10/10
Wonderful Look Backwards to a Terrifying Time
9 December 2012
Warning: Spoilers
First of all, this review might not need a spoiler warning, being a documentary, and most people are pretty well up on the facts of the case. But since this is my 1st review, I thought I'd play it on the safe side (in that regard anyway.) The Film begins in 1987, the 6th year of the AIDS Crisis. It opens at the East Coast Ground Zero, New York City's Greenwich Village. It is the story of ACTUP, The AIDS Coalition To Uleash Power, a group of mostly young people determined to make the medical system responsive to people who are simply running out of time, who are dying, many in their early 20's. In addition to seeking treatments for this incurable (and in 1987, nearly 100% fatal) disease, they are through confrontational, non-violent tactics challenging the internalized Homophobia in the Medical System, Police Departmemnts, Our Governments, and more-much more. People today have a hard time believing that hospitals would turn away the dying, or that ambulances would refuse to transport patients with AIDS, but it is TRUE. Now that I've covered some of the story, I can tell you that this is one of the finest stories of human courage I have ever seen. The specter of young men and women falling victim in the prime of their lives, combined with the inaction and almost blasé attitudes of our own government is something to behold. The film at some places focuses on 4 or 5 main characters in the ACTUP group-as the story unfolds we watch some soldier on and some die.

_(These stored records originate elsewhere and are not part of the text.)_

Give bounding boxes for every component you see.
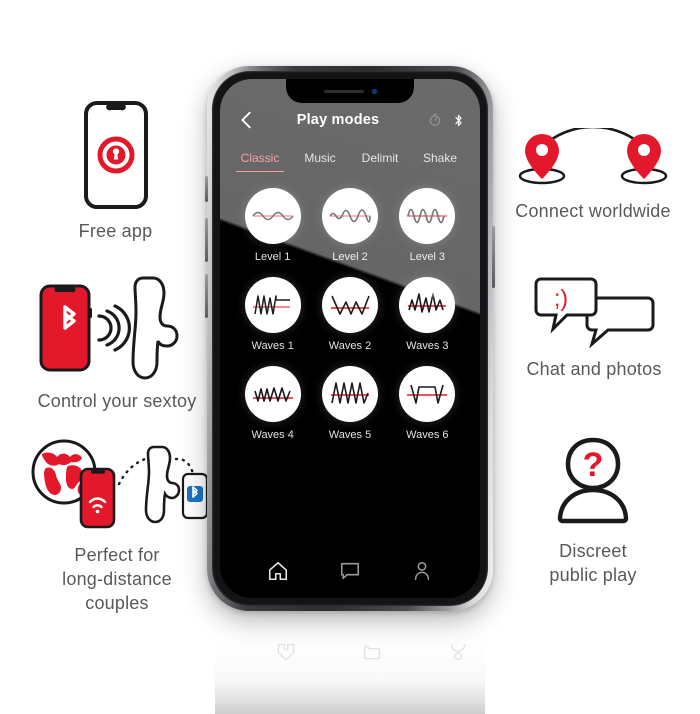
tab-classic[interactable]: Classic: [230, 151, 290, 172]
wave-waves-5-icon[interactable]: [321, 366, 378, 422]
phone-notch: [286, 79, 414, 103]
chat-bubble-icon[interactable]: [339, 560, 361, 582]
feature-caption: Control your sextoy: [37, 391, 197, 411]
bottom-tab-bar: [220, 544, 480, 598]
chevron-left-icon[interactable]: [236, 109, 258, 131]
mode-item[interactable]: Waves 2: [311, 277, 388, 352]
tab-shake[interactable]: Shake: [410, 151, 470, 172]
wave-waves-2-icon[interactable]: [321, 277, 378, 333]
timer-icon[interactable]: [428, 113, 442, 127]
home-icon[interactable]: [267, 560, 289, 582]
header-icons: [418, 113, 464, 128]
phone-body: Play modes Classic Music Delimit Shake L…: [205, 66, 495, 611]
phone-bezel: Play modes Classic Music Delimit Shake L…: [212, 71, 488, 606]
mode-item[interactable]: Waves 6: [389, 366, 466, 441]
feature-chat-photos: ;) Chat and photos: [508, 276, 680, 382]
phone-reflection-icons: [221, 622, 523, 682]
wave-waves-1-icon[interactable]: [244, 277, 301, 333]
mode-label: Waves 6: [406, 429, 449, 441]
phone-silent-switch[interactable]: [205, 176, 208, 202]
bluetooth-icon[interactable]: [453, 113, 464, 128]
mode-label: Waves 1: [251, 340, 294, 352]
wave-level-3-icon[interactable]: [399, 188, 456, 244]
mode-label: Level 1: [254, 251, 291, 263]
mode-item[interactable]: Waves 4: [234, 366, 311, 441]
earpiece-speaker: [323, 89, 364, 93]
phone-volume-up-button[interactable]: [205, 218, 208, 262]
phone-bluetooth-toy-icon: [33, 272, 201, 380]
mode-item[interactable]: Waves 3: [389, 277, 466, 352]
question-mark: ?: [583, 446, 604, 484]
feature-caption: Chat and photos: [526, 359, 662, 379]
mode-tabs: Classic Music Delimit Shake: [220, 147, 480, 172]
tab-music[interactable]: Music: [290, 151, 350, 172]
front-camera-icon: [371, 88, 377, 94]
wave-waves-4-icon[interactable]: [244, 366, 301, 422]
mode-label: Level 2: [332, 251, 368, 263]
mode-label: Waves 2: [328, 340, 372, 352]
globe-phone-toy-icon: [26, 438, 208, 534]
feature-connect-worldwide: Connect worldwide: [498, 128, 688, 224]
speech-bubbles-icon: ;): [532, 276, 656, 348]
promo-graphic: Free app Control your sextoy Perfect for…: [0, 0, 700, 714]
person-icon[interactable]: [411, 560, 433, 582]
feature-caption: Connect worldwide: [515, 201, 671, 221]
mode-label: Waves 5: [328, 429, 372, 441]
mode-item[interactable]: Waves 5: [311, 366, 388, 441]
phone-reflection: [215, 614, 485, 714]
play-mode-grid: Level 1 Level 2 Level 3 Waves 1 Waves 2 …: [220, 172, 480, 441]
phone-with-lock-badge-icon: [83, 100, 149, 210]
phone-power-button[interactable]: [492, 226, 495, 288]
phone-volume-down-button[interactable]: [205, 274, 208, 318]
chat-emoticon: ;): [554, 285, 568, 311]
mode-item[interactable]: Level 3: [389, 188, 466, 263]
mode-item[interactable]: Level 1: [234, 188, 311, 263]
wave-waves-3-icon[interactable]: [399, 277, 456, 333]
feature-free-app: Free app: [28, 100, 203, 244]
wave-waves-6-icon[interactable]: [399, 366, 456, 422]
feature-caption: Perfect for long-distance couples: [62, 545, 172, 613]
mode-item[interactable]: Waves 1: [234, 277, 311, 352]
phone-screen: Play modes Classic Music Delimit Shake L…: [220, 79, 480, 598]
tab-delimit[interactable]: Delimit: [350, 151, 410, 172]
feature-caption: Discreet public play: [549, 541, 637, 585]
feature-caption: Free app: [78, 221, 153, 241]
feature-control-sextoy: Control your sextoy: [18, 272, 216, 414]
feature-long-distance: Perfect for long-distance couples: [22, 438, 212, 615]
mode-label: Level 3: [409, 251, 446, 263]
page-title: Play modes: [296, 112, 380, 128]
mode-item[interactable]: Level 2: [311, 188, 388, 263]
anonymous-person-icon: ?: [540, 434, 646, 530]
wave-level-2-icon[interactable]: [321, 188, 378, 244]
feature-discreet-play: ? Discreet public play: [518, 434, 668, 588]
mode-label: Waves 3: [406, 340, 449, 352]
phone-mockup: Play modes Classic Music Delimit Shake L…: [205, 66, 495, 714]
two-map-pins-icon: [511, 128, 675, 190]
mode-label: Waves 4: [251, 429, 294, 441]
wave-level-1-icon[interactable]: [244, 188, 301, 244]
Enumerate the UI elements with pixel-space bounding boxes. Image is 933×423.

Myself, I came to love every one of them, and some knew at the start what they were doing was for future generations; they knew it was too late for them. Part of me still screams 25 years later; These people put their lives on the line, got involved with drug protocols early on, risked repeated arrest and police beatings (notice the latex gloves on the police).The style is mostly cinema verite; the editing is superb; and remember ACTUP did all this - without the internet, no cell phones, not even a fax machine. It is amazing what human beings can do when motivated. And in this case, it was either mobilize, inform, demand humanity, or just lay down and die. See This Film! It is essential viewing for an era that must NEVER be forgotten.